Examples of the Internet health alert include;
“Dr Brian Berry of the United States has found new cancer in human beings, caused by Silver Nitro Oxide. Whenever you buy recharge cards, don’t scratch with your nails, as it contains Silver Nitro Oxide coating that can cause skin cancer. Share this message with your loved ones”.
“ATTENTION. .....medical research authority of the US have found that new cancer in human beings is caused by 'Silver Nitro Oxide'. Whenever you buy recharge cards or calling cards don't scratch them with your nail as it contains 'silver nitro oxide' coating and can cause skin cancer.
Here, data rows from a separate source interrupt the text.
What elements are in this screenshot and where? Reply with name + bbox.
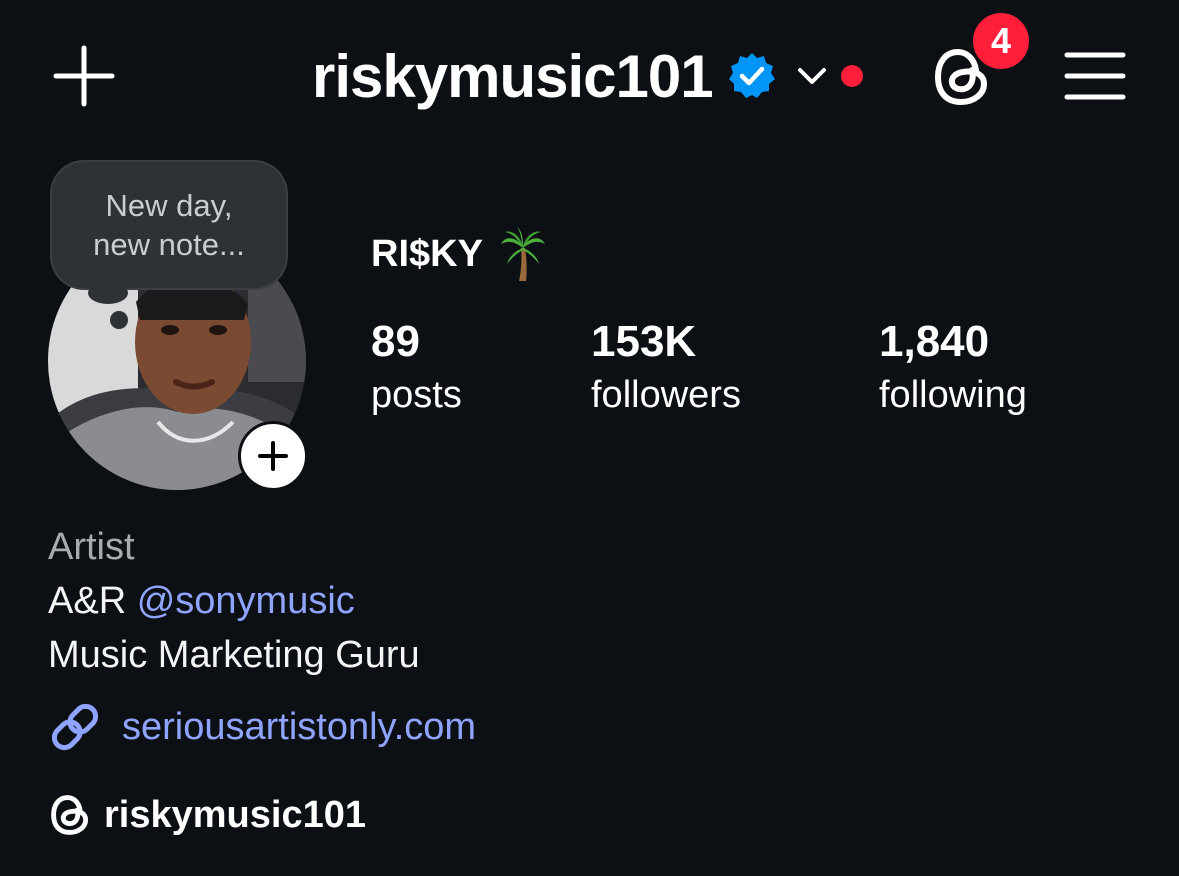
account-switcher[interactable]: riskymusic101 bbox=[312, 40, 863, 112]
add-story-button[interactable] bbox=[238, 421, 308, 491]
note-text-line1: New day, bbox=[105, 188, 233, 223]
chevron-down-icon bbox=[797, 68, 826, 84]
verified-badge-icon bbox=[728, 53, 775, 98]
hamburger-menu-icon[interactable] bbox=[1064, 50, 1126, 102]
stat-posts[interactable]: 89 posts bbox=[371, 314, 462, 420]
note-bubble[interactable]: New day, new note... bbox=[52, 162, 286, 288]
stat-following[interactable]: 1,840 following bbox=[879, 314, 1027, 420]
display-name-text: RI$KY bbox=[371, 232, 483, 275]
followers-label: followers bbox=[591, 374, 741, 416]
threads-handle: riskymusic101 bbox=[104, 793, 366, 836]
stat-followers[interactable]: 153K followers bbox=[591, 314, 741, 420]
plus-icon bbox=[258, 441, 288, 471]
username-title: riskymusic101 bbox=[312, 42, 714, 110]
note-tail bbox=[88, 282, 128, 304]
profile-category: Artist bbox=[48, 526, 135, 568]
posts-label: posts bbox=[371, 374, 462, 416]
palm-tree-emoji bbox=[500, 227, 545, 281]
website-link[interactable]: seriousartistonly.com bbox=[48, 700, 476, 754]
link-icon bbox=[51, 703, 99, 751]
bio-line-1-prefix: A&R bbox=[48, 580, 137, 622]
followers-count: 153K bbox=[591, 317, 697, 366]
note-tail-dot bbox=[110, 311, 128, 329]
profile-page: riskymusic101 4 New day, new note... RI$… bbox=[0, 0, 1179, 876]
bio-line-1: A&R @sonymusic bbox=[48, 580, 355, 623]
following-count: 1,840 bbox=[879, 317, 990, 366]
bio-line-2: Music Marketing Guru bbox=[48, 634, 420, 676]
website-url: seriousartistonly.com bbox=[122, 705, 477, 748]
mention-link[interactable]: @sonymusic bbox=[137, 580, 355, 622]
threads-profile-link[interactable]: riskymusic101 bbox=[48, 792, 366, 838]
notification-badge: 4 bbox=[973, 13, 1029, 69]
unread-dot bbox=[840, 65, 863, 87]
note-text-line2: new note... bbox=[93, 227, 245, 262]
threads-icon bbox=[51, 795, 89, 835]
posts-count: 89 bbox=[371, 317, 420, 366]
following-label: following bbox=[879, 374, 1027, 416]
display-name: RI$KY bbox=[371, 226, 547, 282]
add-icon[interactable] bbox=[52, 44, 116, 108]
Copy and paste this status and spread awareness please”
However, a website; www.hoax-slayer.com, has described the health alert as bogus, saying the coating on scratch tickets (cards) is made of specialised latex inks, which are harmless.
Attempts by The Mirror to find out from the Ministry of Communications whether the government was aware of the alleged health issues associated with the scratch cards was not successful as an official referred this reporter to the National Communications Authority (NCA).
“I have also heard that the coating on the scratch cards may cause health problems but we have no information on the matter, so please speak to officials at the NCA,” the official said on phone. However, calls to the NCA were not returned.
When contacted, the Head of Corporate Communications at Airtel, Mr Donald Gwira said his company had no information on the issue, “So I cannot make any comments”.
MTN also did not have any comments on the matter, when contacted.
However, the Head of Public Relations at Globacom Ghana (Glo), Mr Ekow Quarcoo, said, “The scratchable coating on our top-up cards are neither toxic nor hazardous. The coating is a rubberised ink used for that purpose worldwide”.
In an emailed statement to The Mirror, Mr Quarcoo said all the company’s scratch-cards were produced locally (in Ghana) and the vendor who manufactures them confirms that the coating is nothing but harmless scrachable ink”.
“However, it is advisable, says our vendor, to scratch with a coin rather than with the fingernails because once scratched, the coating is just as bad as dirt and can be harmful in as far as dirt trapped in one’s fingernails is harmful. In other words, once it has been scratched off the card, the coating is as bad as any other form of dirt”.
In that context, he said, it was simply not hygienic to scratch with the fingernails and people are advised to desist from doing so.